Bis 2001 gehörte er auch dem DFB-Schiedsrichter - Ausschuss an. Während dieser Zeit war er als Spielbeobachter der UEFA im Einsatz. So erzählte er einmal höchst eindrucksvoll und beneidenswert, wie sich sein Aufenthalt während der Beobachtung eines Länderspiels in Albaniens Hauptstadt Tirana im streng abgeschirmten kommunistischen Land gestaltete.
Nicht vergessen werden darf aber, dass Ebersberger über 30 Jahre als verantwortlicher Redakteur die DFB-Schiedsrichter-Zeitung herausgab, „die sein Lebenswerk ist“, so DFB - Vizepräsident Dr. Rainer Koch. Die „Institution“ Ebersberger ermutigte auch einen jungen Kameraden wie mich zum Schreiben.
In Anerkennung seiner großen Verdienste um den Fußballsport erhielt Hans Ebersberger die höchsten Auszeichnungen des DFB, die Goldene Ehrennadel sowie die Ehrenspange. Als Höhepunkt wurde ihm 1993 das Bundesverdienstkreuz Erster Klasse durch den damaligen bayerischen Kultusminister Hans Zehetmair verliehen.

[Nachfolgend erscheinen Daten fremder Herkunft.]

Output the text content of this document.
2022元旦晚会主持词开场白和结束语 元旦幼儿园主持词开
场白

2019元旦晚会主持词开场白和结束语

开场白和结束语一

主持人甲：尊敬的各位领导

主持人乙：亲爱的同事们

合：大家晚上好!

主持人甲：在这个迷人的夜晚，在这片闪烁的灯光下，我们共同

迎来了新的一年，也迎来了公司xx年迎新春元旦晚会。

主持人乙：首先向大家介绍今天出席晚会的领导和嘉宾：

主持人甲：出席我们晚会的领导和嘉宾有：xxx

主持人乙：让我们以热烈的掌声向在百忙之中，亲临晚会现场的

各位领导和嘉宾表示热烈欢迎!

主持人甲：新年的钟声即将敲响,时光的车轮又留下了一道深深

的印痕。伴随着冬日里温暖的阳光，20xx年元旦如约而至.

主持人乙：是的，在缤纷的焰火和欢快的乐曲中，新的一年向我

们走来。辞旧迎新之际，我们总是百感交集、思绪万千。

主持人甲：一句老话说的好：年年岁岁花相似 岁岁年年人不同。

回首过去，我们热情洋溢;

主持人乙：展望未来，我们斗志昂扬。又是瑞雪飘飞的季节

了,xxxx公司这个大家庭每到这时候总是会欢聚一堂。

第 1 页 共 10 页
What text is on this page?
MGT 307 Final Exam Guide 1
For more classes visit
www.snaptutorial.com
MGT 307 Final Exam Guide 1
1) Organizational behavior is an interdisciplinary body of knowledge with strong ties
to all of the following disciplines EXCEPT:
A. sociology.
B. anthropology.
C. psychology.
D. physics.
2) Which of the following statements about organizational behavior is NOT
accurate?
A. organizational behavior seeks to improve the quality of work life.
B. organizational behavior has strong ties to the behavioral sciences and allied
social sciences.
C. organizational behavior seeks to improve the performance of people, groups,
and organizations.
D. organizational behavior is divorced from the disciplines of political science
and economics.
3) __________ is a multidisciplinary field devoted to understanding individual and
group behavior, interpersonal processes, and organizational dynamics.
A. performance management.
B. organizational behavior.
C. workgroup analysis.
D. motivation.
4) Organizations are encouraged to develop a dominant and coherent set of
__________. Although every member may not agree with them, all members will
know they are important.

Der Mensch Hans Ebersberger
Ebersberger liebte seine evangelische Kirche. Das kann ein kurzes Gespräch bei meinem Wechsel vom Staatlichen Gymnasium Lauf an das Städtische WWG in Bayreuth im Jahre 1980 verdeutlichen. Mein neuer Chef lud mich ein, ihn an einem späten Nachmittag in der Spitalkirche zu besuchen, wo er für die Reihe „5 nach 5“ die Andacht hielt. Diese hatte Georg Trakls Gedicht „Der Herbst des Einsamen“ zum Inhalt. Die zahlreichen Besucherinnen und Besucher lauschten ergriffen den einfühlsamen Worten des frei Vortragenden. Bald schon durfte auch ich zu den wenigen gehören, die sich für „5 nach 5“ einteilen ließen. So kann ich heute mit Fug und Recht sagen, dass Hans Ebersberger es gewesen war, der mich nicht nur für seine Schule, sondern auch für diese Andachtsreihe gewann!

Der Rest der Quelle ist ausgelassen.